Bello il titolo di p. 213: “meglio un toast che un integratore”. Se preso entro un’ora dallo sforzo, un toast con bresaola (purtroppo, non con affettato di maiale…) e un succo di frutta nutrono più e meglio di qualsiasi integratore. A cui bisogna stare attenti anche durante le corse (confermo gli effetti malefici dei gel distribuiti a New York, qui adombrati a p. 219): meglio sempre acqua e banane. Inutili (si dice a p. 265) i cinturoni da pistolero muniti di bottigliette: bè, se verrete all’UTMB vedrete che servono (io non ho cinturoni, ma in qualche taschino o camelbag che mi accompagna nei lunghissimi tengo sempre acqua e barrette; in maratona, quando mi ricordo, metto nella polsiera un paio di bustine di fruttosio). Sarà scientificamente vero che dopo i 30 km è quasi impossibile cambiare il proprio destino con dello zucchero (265), speriamo almeno nell’effetto-placebo.

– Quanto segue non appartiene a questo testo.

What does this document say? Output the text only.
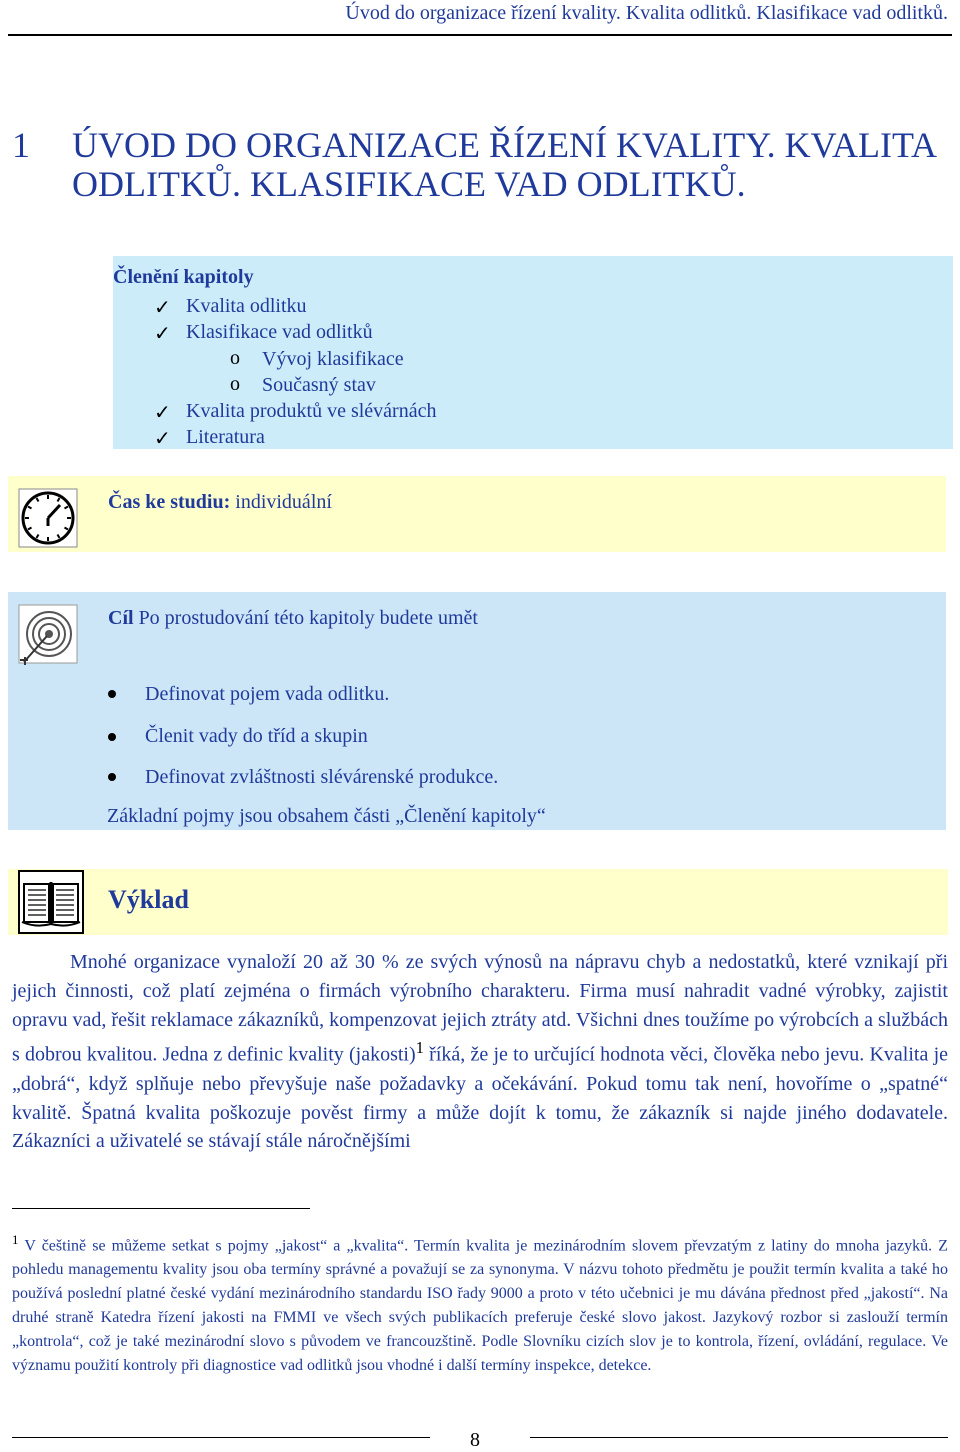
Úvod do organizace řízení kvality. Kvalita odlitků. Klasifikace vad odlitků.
1 ÚVOD DO ORGANIZACE ŘÍZENÍ KVALITY. KVALITA
ODLITKŮ. KLASIFIKACE VAD ODLITKŮ.
Členění kapitoly
✓ Kvalita odlitku
✓ Klasifikace vad odlitků
o Vývoj klasifikace
o Současný stav
✓ Kvalita produktů ve slévárnách
✓ Literatura
Čas ke studiu: individuální
Cíl Po prostudování této kapitoly budete umět
Definovat pojem vada odlitku.
Členit vady do tříd a skupin
Definovat zvláštnosti slévárenské produkce.
Základní pojmy jsou obsahem části „Členění kapitoly“
Výklad
Mnohé organizace vynaloží 20 až 30 % ze svých výnosů na nápravu chyb a nedostatků, které vznikají při jejich činnosti, což platí zejména o firmách výrobního charakteru. Firma musí nahradit vadné výrobky, zajistit opravu vad, řešit reklamace zákazníků, kompenzovat jejich ztráty atd. Všichni dnes toužíme po výrobcích a službách s dobrou kvalitou. Jedna z definic kvality (jakosti)$^1$ říká, že je to určující hodnota věci, člověka nebo jevu. Kvalita je „dobrá“, když splňuje nebo převyšuje naše požadavky a očekávání. Pokud tomu tak není, hovoříme o „spatné“ kvalitě. Špatná kvalita poškozuje pověst firmy a může dojít k tomu, že zákazník si najde jiného dodavatele. Zákazníci a uživatelé se stávají stále náročnějšími
$^1$ V češtině se můžeme setkat s pojmy „jakost“ a „kvalita“. Termín kvalita je mezinárodním slovem převzatým z latiny do mnoha jazyků. Z pohledu managementu kvality jsou oba termíny správné a považují se za synonyma. V názvu tohoto předmětu je použit termín kvalita a také ho používá poslední platné české vydání mezinárodního standardu ISO řady 9000 a proto v této učebnici je mu dávána přednost před „jakostí“. Na druhé straně Katedra řízení jakosti na FMMI ve všech svých publikacích preferuje české slovo jakost. Jazykový rozbor si zaslouží termín „kontrola“, což je také mezinárodní slovo s původem ve francouzštině. Podle Slovníku cizích slov je to kontrola, řízení, ovládání, regulace. Ve významu použití kontroly při diagnostice vad odlitků jsou vhodné i další termíny inspekce, detekce.
8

Per il caffè, c’è libertà di coscienza; vietato il cappuccino pre-gara.

Del capitolo sulla salute (223 ss.) apprezzo soprattutto il ripasso di p. 229: se ti fa male a sinistra è la milza e non è niente; se a destra, fegato o no che sia, pensa a cosa hai mangiato e se sei allenato abbastanza: come pronto soccorso, rallenta (a me basta questo, e in genere mi succede nelle discese fatte appoggiando troppo pesantemente); o anche  alza il braccio destro e piegalo dietro la testa.

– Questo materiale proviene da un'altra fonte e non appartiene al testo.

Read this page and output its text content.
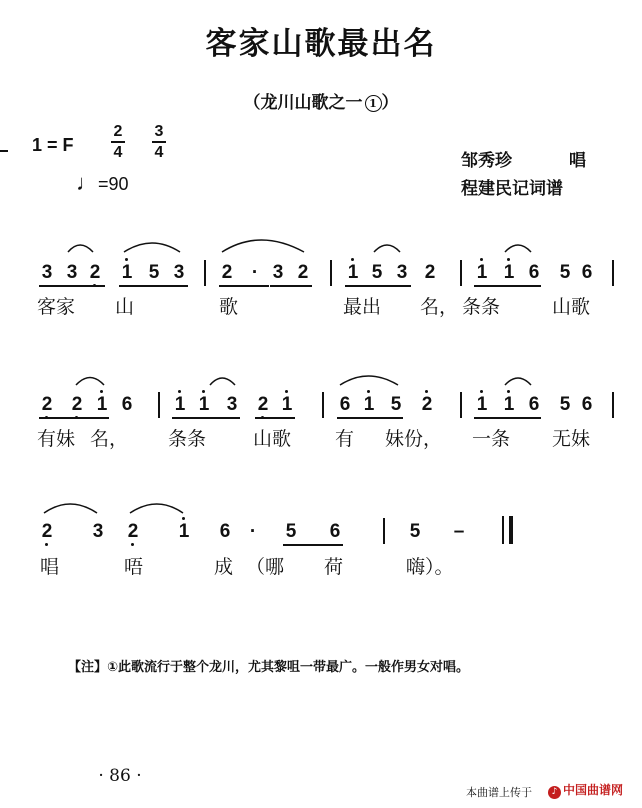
客家山歌最出名
（龙川山歌之一 1 ）
1 = F
2
4
3
4
♩=90
邹秀珍	唱
程建民记词谱
3 3 2 1 5 3 2 · 3 2 1 5 3 2 1 1 6 5 6
客家 山	歌	最出 名， 条条	山歌
2 2 1 6 1 1 3 2 1 6 1 5 2 1 1 6 5 6
有妹 名， 条条 山歌 有 妹份， 一条 无妹
2 3 2 1 6 · 5 6	5 –
唱	唔	成 （哪 荷	嗨）。
【注】①此歌流行于整个龙川，尤其黎咀一带最广。一般作男女对唱。
· 86 ·
本曲谱上传于	♪ 中国曲谱网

Tutti gli altri mali (fascite, tendinite – stranamente non vedo la tallonite), li ho provati e in genere risolti cambiando ogni due anni i plantari; che invece lasciano perplessi Lorenzini e C., pur senza arrivare a sconsigliarli (238).

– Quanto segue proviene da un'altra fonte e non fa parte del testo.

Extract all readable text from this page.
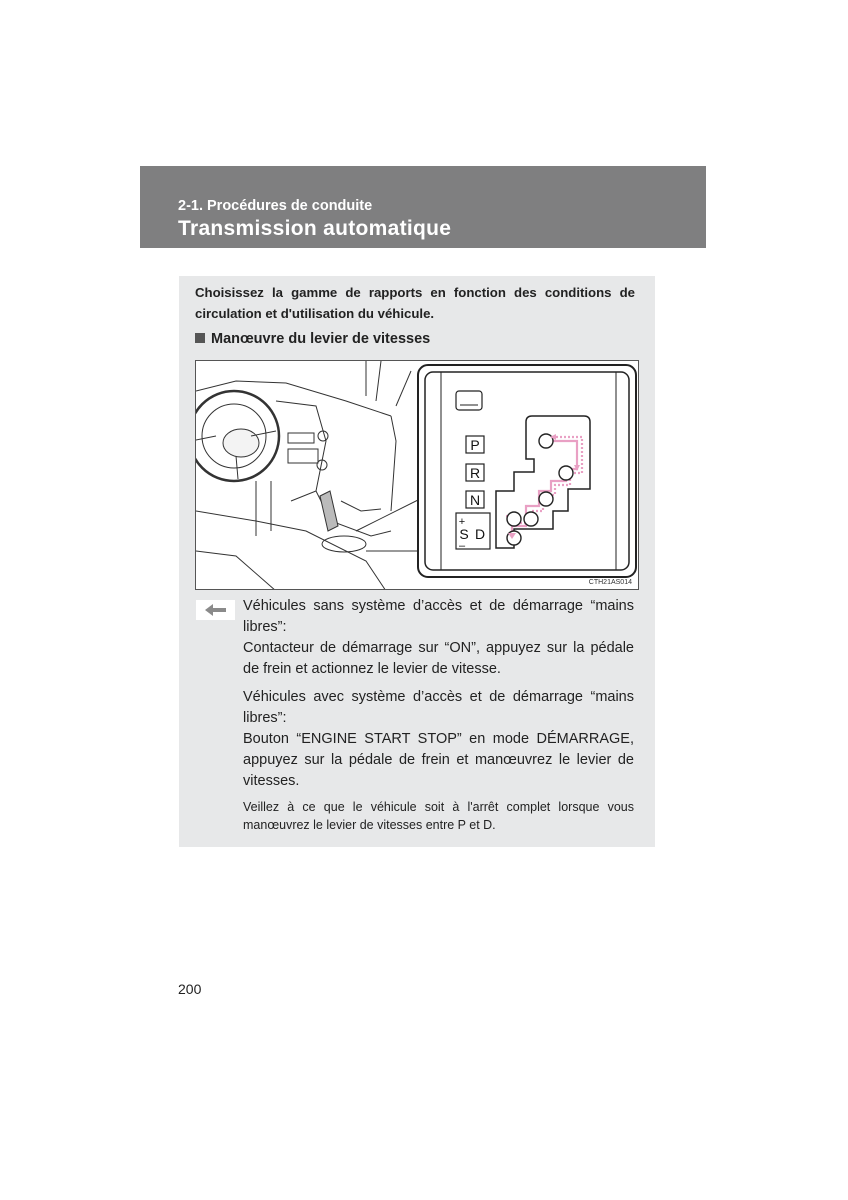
2-1. Procédures de conduite
Transmission automatique
Choisissez la gamme de rapports en fonction des conditions de circulation et d'utilisation du véhicule.
Manœuvre du levier de vitesses
P
R
N
+
S D
–
CTH21AS014
Véhicules sans système d’accès et de démarrage “mains libres”:
Contacteur de démarrage sur “ON”, appuyez sur la pédale de frein et actionnez le levier de vitesse.
Véhicules avec système d’accès et de démarrage “mains libres”:
Bouton “ENGINE START STOP” en mode DÉMARRAGE, appuyez sur la pédale de frein et manœuvrez le levier de vitesses.
Veillez à ce que le véhicule soit à l'arrêt complet lorsque vous manœuvrez le levier de vitesses entre P et D.
200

Confermo che le code alle toilette prima delle gare sono essenzialmente di natura psicologica (241): ma piuttosto che star male o tentare con l’autosuggestione, anch’io preferisco scaricarmi, salvo poi accorgermi che erano poche gocce… E il discorso potrebbe collegarsi a quello dell’età in aumento presso i podisti (i tanti nati alle corse negli anni Settanta, e che insistono tuttora…), i quali anziché allenarsi meglio e rendersi conto che bisogna curare di più le fibre muscolari pallide in decadimento, aumentano solo i chilometri (247).

Dulcis in fundo: dopo essermi sentito in colpa, trasgressore, peccatore per molte delle pagine, gli autori da 280 in poi decidono di gratificare quelli come me: anche un allenamento da 40 minuti va bene, purché 20-25 minuti siano “di qualità”; e in gara, “prova tutte le distanze” (283). Veramente, non vorrebbero che facessi “troppe gare per allenarmi”, perché mi inducono a cose diverse rispetto al programma. Beh, intendiamoci su cosa è una gara: per me, quelle infrasettimanali, o comunque le non-maratone, equivalgono a un allenamento in compagnia, che anche secondo gli autori è positivo perché fa andare più forte. Se ti alleni da solo e sei stanco o pensi alla podista più carina e più cretina che fila tutti meno che te (sto citando Venditti), nessuno ti impedisce di rallentare; ma se sei in corsa, fossero anche quelle squallide dei vari trofei di Partito, non accetterai mai di essere distanziato, sia dalla podista carina e forse disponibile, sia dal tuo amico-rivale che ti aspetterebbe al traguardo indicando l’orologio; e dunque andrai più forte.

Con questo minimo segno di dissenso, che poi dissenso non è, mi congedo da un libretto sulla cui utilità metto in gioco la mia reputazione di non-markettaro con 2591 gare  (garette, garucce, ma pure 320 fra maratone e ultra) all’attivo, e mai un ritiro (altra cosa che Lorenzini disapproverebbe…).